For users, the case studies highlight the increasing sense of insecurity we feel when going online, as we put trust in organisations whose security we could not possibly assess. An ever increasing number of us have been directly impacted by a data breach, or indirectly via a family member or friend.
Finally, as the world of ubiquitous Internet of Things (IoT) grows, vulnerabilities that lead to data breaches of organisations’ systems can also apply to IoT, with perhaps even greater impact on users. First, of course, connected devices, such as baby monitors, can contain sensors, including for video and audio, that can yield personal information about the users. Beyond data breaches, we may also put our safety in the control of Internet connected devices, such as medical devices or connected cars, which may be susceptible to attack. While this is a broader issue than data breaches, the causes may be the same and should be considered in addressing the general security of these devices as a matter of priority.
In practice, data breaches have a range of causes and impacts. Some of the breaches highlighted here are hard to understand because a known piece of malware, some of which can be purchased online such as the BlackPOS, leads to breach after breach without prevention. Others are puzzling because no one knows, or reveals, how they were accomplished, leading to little learning and no prevention.
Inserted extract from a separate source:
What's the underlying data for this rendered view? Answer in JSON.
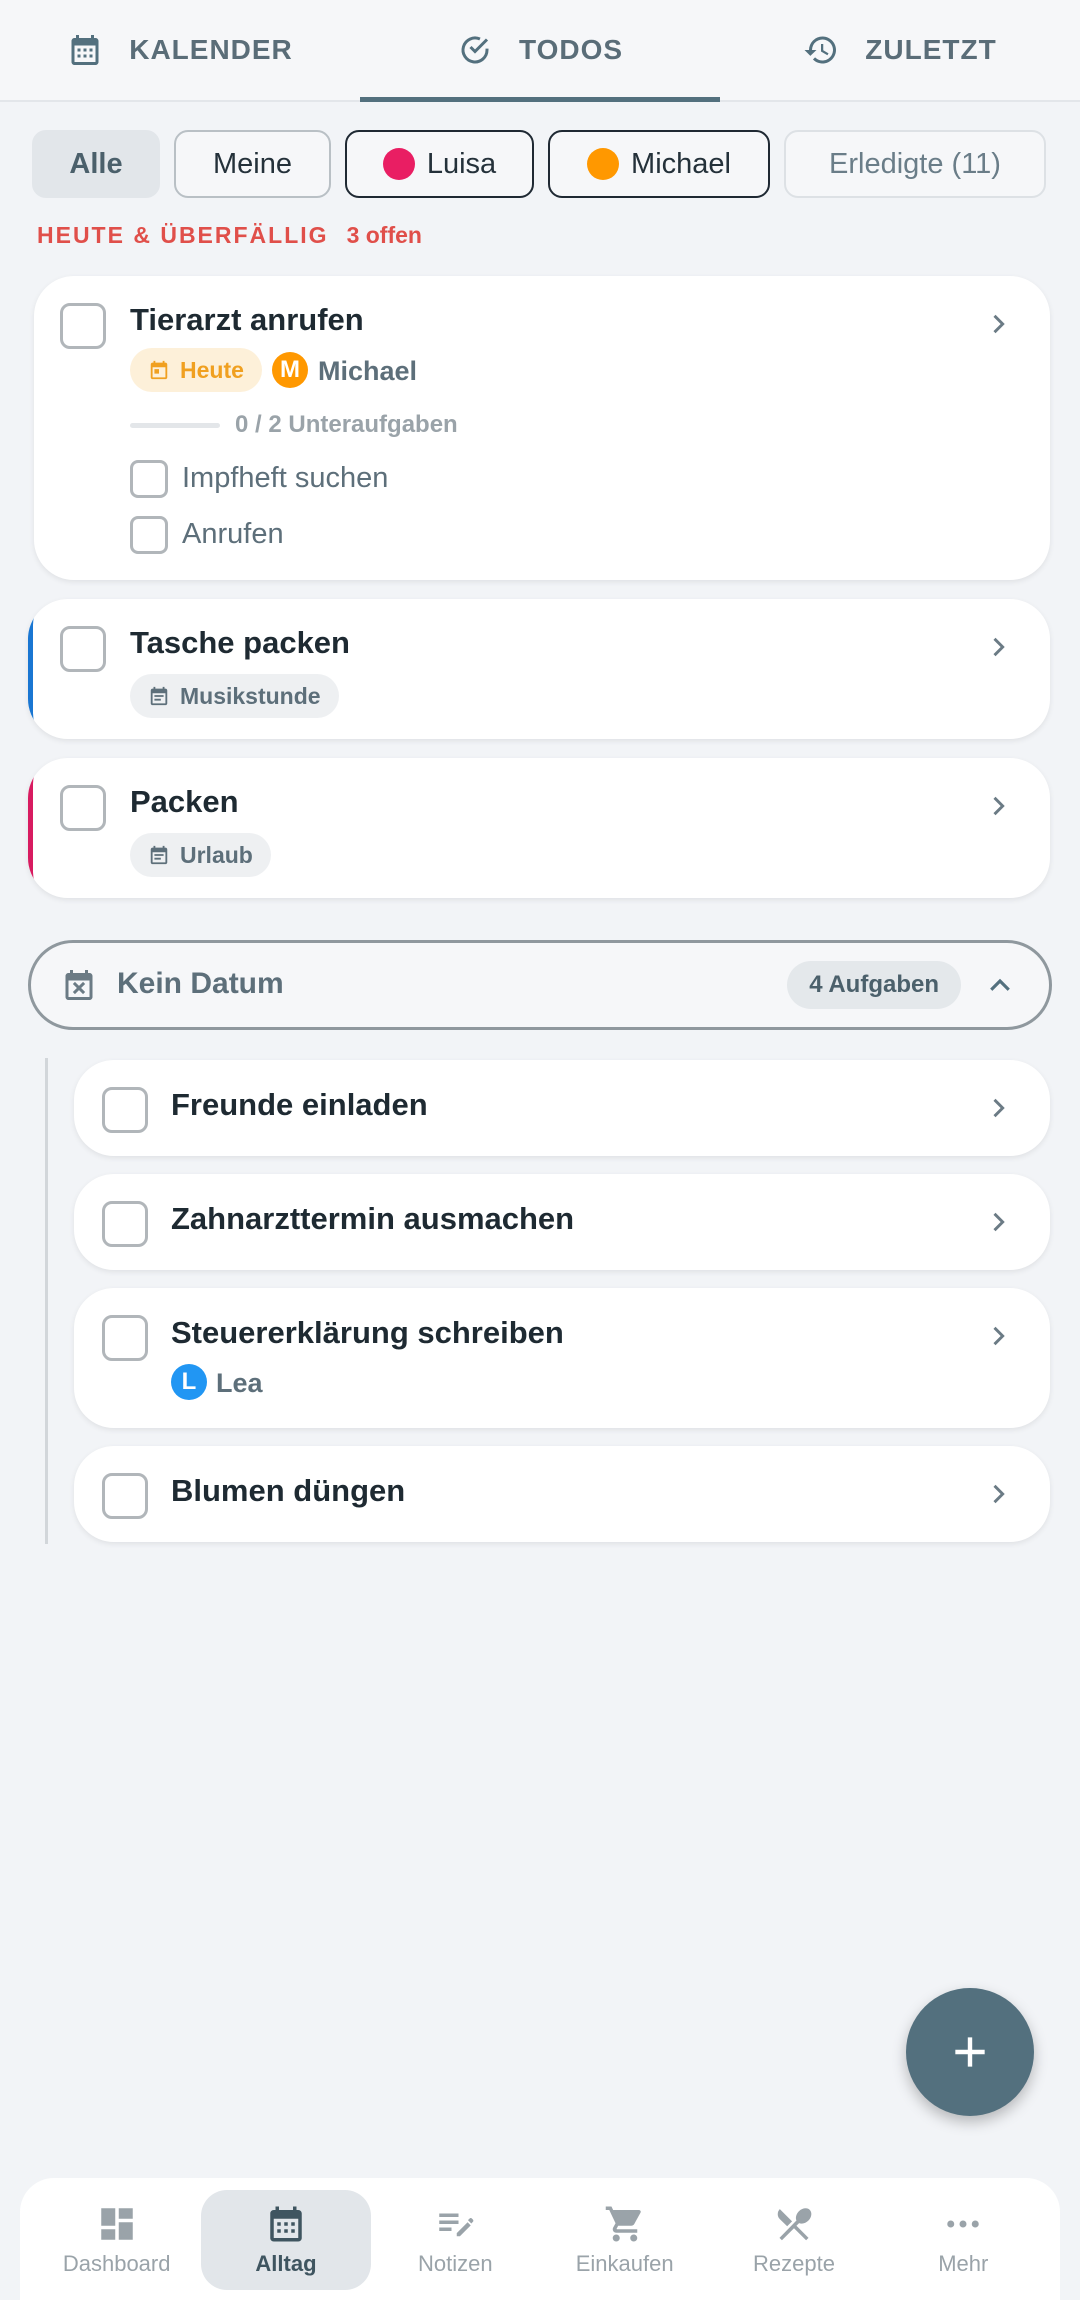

All breaches can have an impact on the organisation, its employees, customers, and even third parties. In some cases, the organisations face a steep financial and reputational cost and the CEO resigns. In some cases, employees, and even their families, have their personal details and emails leaked. And in most, cases, the users who put their trust in an organisation for professional financial, health, or even amorous services, bear the brunt of the breach.
Looking forward, the known data breaches may be the tip of the iceberg for users. It is incredibly distressing to have one’s health records stolen and sold. It is potentially fatal to have one’s health devices hacked and overridden. As the Internet of Things is taking hold, people are increasingly putting their lives in the control of devices provided by companies whose core focus is on manufacturing or service provision, rather than data security, and may not understand the vulnerabilities and what attackers are capable of doing to their newly connected devices, or how to prevent it.
The next section raises the known issues contributing to data breaches. If these breaches cannot be addressed, it is hard to see how the next generation of devices and systems will be adequately protected.